Greycroft Partners Growth Fund Ends With Over $200M to Invest With.
A leading venture capital firm that specializes in Internet and mobile companies, Greycroft Partners, announced today the closing of its latest fund, Greycroft Growth. Greycroft Growth was substantially oversubscribed, but held to the original capped amount of $200 million.
“Greycroft Growth is part of a natural evolution for the firm to service our portfolio companies that have broken through and demonstrated a strong growth trajectory,” said Ian Sigalow, Partner and Co-Founder of Greycroft Partners. “The new fund also gives us the opportunity to invest in companies that we had followed previously, but could not invest in because of their larger size and later stage.”
Strategically placed in New York and Los Angeles, Greycroft has a strong network in the two largest cities in the United States. This benefits Greycroft companies by providing them privileged access to the largest media companies, retailers, brands, agencies, and financial institutions in the world.

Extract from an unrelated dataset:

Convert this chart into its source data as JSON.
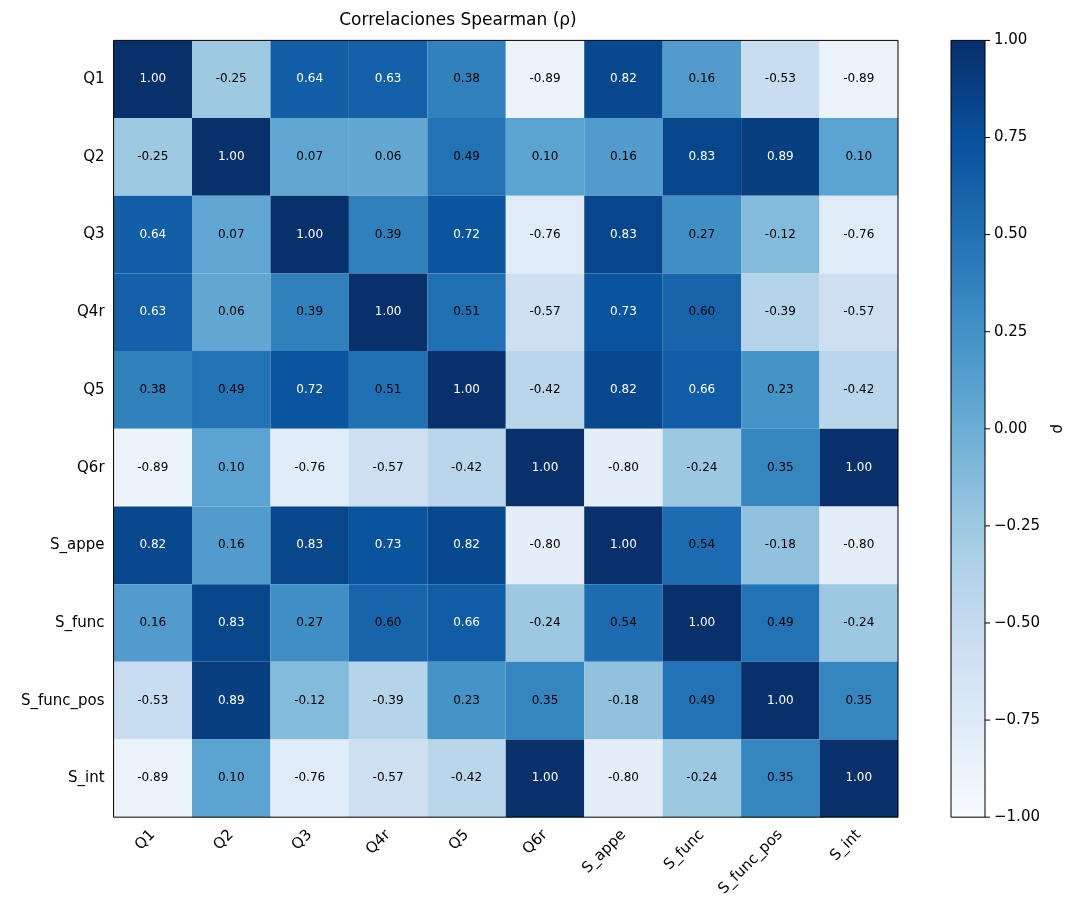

Greycroft looks for cutting-edge innovation on a global basis, and approximately 90% of Greycroft’s companies are headquartered outside of Silicon Valley. In addition to its core markets, the firm has recently invested in companies based in Beijing, Reykjavik, Indianapolis, London, Minneapolis, Tokyo and Austin. Greycroft currently has 83 active portfolio companies that are headquartered in 36 cities and nine countries, employing over 5,000 people worldwide.
Since its founding in 2006, Greycroft has had numerous successes:
- Greycroft I ($75 million, 2006 vintage fund) has returned more than 150% of committed capital to Limited Partners. According to the Cambridge Associates Index, it is the top performing venture fund of its vintage year. Notable exits include:
- Buddy Media, based in New York, which sold to Salesforce for $800 million in 2012
- M5 Networks, based in New York, which sold to Shoretel for $160 million in 2012
- Huffington Post, based in New York and Los Angeles, which sold to AOL for $315 million in 2011
- Greycroft II ($131 million, 2010 vintage fund) is also one of the top performing funds of its vintage year, according to the Cambridge Associates Index. Notable exits include:
- Maker Studios, based in Los Angeles, which sold to Disney for up to $950 million
- Klout, based in San Francisco, which sold to Lithium for $200 million in 2014
- Braintree, based in Chicago, which sold to PayPal for $800 million in 2013
- AwesomenessTV, based in Los Angeles, which sold to Dreamworks for up to $150 million
- Greycroft III ($175 million, 2013 vintage fund) is early but has made 12 core investments, three of which have already received follow on rounds at substantially higher valuations.
“We observed a trend when we started Greycroft in 2006 that innovation was no longer limited to a select few markets,” remarked Dana Settle, Co-Founder and Partner of Greycroft Partners. “Many of our biggest successes to date have been in markets outside of Silicon Valley and our first investment from Greycroft Growth is in AppAnnie which is based in Beijing.”
General Partners Alan Patricof, Dana Settle, and Ian Sigalow will be leading Greycroft Growth along with last year’s new Partner additions, Mark Terbeek and John Elton. Venture Partners Bo Peabody and Paul Bricault will also support the fund.
“We also anticipate hiring new investment professionals, specifically dedicated to the growth fund,” said Alan Patricof, Partner and Co-Founder of Greycroft Partners. “We are expanding the team to continue providing our companies with business development and recruiting across all stages of investment and in all markets around the world.”